Does the need for a second thoracotomy result in inferior survival? The International Registry reported a better survival in those patients than in the first time operative patients (44% vs. 34% five year survival). This suggests there is no deleterious effect on long-term survival if a missed lesion is excised in a metachronous as opposed to synchronous setting. This has also been confirmed by Saltzman (11) and Roth (12).
Has a VATS metastasectomy series reported survival figures comparable to open series? Landreneau (13) recently reported a multiinstitutional series of 80 patients undergoing VATS resection for lung metastases from colon cancer. His five year survival rate of 31% and local recurrence rate of 26% seem remarkably similar to those reported from open procedures by the International Registry (34% and 25%), the Mayo Clinic (30% and 46%).

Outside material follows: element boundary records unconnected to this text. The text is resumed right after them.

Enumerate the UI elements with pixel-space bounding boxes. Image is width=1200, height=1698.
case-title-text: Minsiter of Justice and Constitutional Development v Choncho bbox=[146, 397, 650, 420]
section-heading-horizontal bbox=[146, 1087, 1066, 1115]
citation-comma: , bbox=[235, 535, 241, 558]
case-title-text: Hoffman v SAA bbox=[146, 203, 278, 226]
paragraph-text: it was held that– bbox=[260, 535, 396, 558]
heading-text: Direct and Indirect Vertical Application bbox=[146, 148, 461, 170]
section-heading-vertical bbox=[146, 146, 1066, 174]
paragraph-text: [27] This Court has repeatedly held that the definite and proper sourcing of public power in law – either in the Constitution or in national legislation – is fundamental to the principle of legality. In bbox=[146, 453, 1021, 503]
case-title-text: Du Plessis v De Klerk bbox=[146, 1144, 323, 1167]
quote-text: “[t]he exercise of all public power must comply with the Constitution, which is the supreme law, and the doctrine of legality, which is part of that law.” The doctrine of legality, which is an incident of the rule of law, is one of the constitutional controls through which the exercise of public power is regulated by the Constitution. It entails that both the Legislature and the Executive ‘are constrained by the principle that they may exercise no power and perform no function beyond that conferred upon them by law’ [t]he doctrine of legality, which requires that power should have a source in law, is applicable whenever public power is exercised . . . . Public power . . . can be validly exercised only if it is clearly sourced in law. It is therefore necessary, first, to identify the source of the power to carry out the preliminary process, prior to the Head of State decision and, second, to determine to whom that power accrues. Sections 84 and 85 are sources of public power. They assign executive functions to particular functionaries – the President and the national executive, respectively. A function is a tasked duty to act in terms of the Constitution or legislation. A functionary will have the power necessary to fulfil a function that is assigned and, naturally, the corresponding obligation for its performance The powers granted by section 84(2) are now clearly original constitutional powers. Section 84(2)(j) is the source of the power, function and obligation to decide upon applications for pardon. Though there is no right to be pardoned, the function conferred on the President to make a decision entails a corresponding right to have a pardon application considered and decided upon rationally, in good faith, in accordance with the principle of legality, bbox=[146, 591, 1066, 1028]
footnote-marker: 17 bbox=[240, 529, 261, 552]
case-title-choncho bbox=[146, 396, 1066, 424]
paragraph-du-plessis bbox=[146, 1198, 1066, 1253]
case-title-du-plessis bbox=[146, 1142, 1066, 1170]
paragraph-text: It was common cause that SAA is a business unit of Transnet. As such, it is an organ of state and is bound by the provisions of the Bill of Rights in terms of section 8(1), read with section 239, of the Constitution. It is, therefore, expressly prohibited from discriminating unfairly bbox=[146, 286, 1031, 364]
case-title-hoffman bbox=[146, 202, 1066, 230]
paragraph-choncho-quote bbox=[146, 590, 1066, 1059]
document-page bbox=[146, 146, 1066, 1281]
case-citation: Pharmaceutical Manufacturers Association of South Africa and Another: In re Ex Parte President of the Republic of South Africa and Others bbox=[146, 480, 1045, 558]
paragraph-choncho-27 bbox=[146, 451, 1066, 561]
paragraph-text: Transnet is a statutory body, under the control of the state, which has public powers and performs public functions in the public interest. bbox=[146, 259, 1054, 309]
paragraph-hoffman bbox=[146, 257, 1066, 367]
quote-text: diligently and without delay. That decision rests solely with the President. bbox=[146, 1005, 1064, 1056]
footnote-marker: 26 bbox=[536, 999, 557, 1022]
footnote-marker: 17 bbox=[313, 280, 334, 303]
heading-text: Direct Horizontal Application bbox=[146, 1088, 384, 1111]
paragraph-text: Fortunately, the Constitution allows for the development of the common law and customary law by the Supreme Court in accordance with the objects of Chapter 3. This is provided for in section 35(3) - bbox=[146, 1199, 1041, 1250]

Is VATS resection the procedure of choice for lung metastases? As with any other surgical tool or technique, thoracoscopy must be utilized in the correct setting for the appropriate patient. Preoperative imaging should include a fine cut spiral chest CT scan performed during a single breath hold. Metastases should not be bulky (<3 cms) or centrally located and thus inaccessible to VATS. Multiple lesions of varying sizes suggest that there will be minute lesions not identifiable by visual inspection or CT imaging (and probably not by palpation). Such patients are likely best treated in open fashion. However, VATS can be utilized for a peripheral solitary lung metastasis with a reasonable expectation of complete resection and cure. Those who do not agree due to the notion of potential "missed" lesions must proceed with bilateral exploration if they are to be consistent and intellectually honest.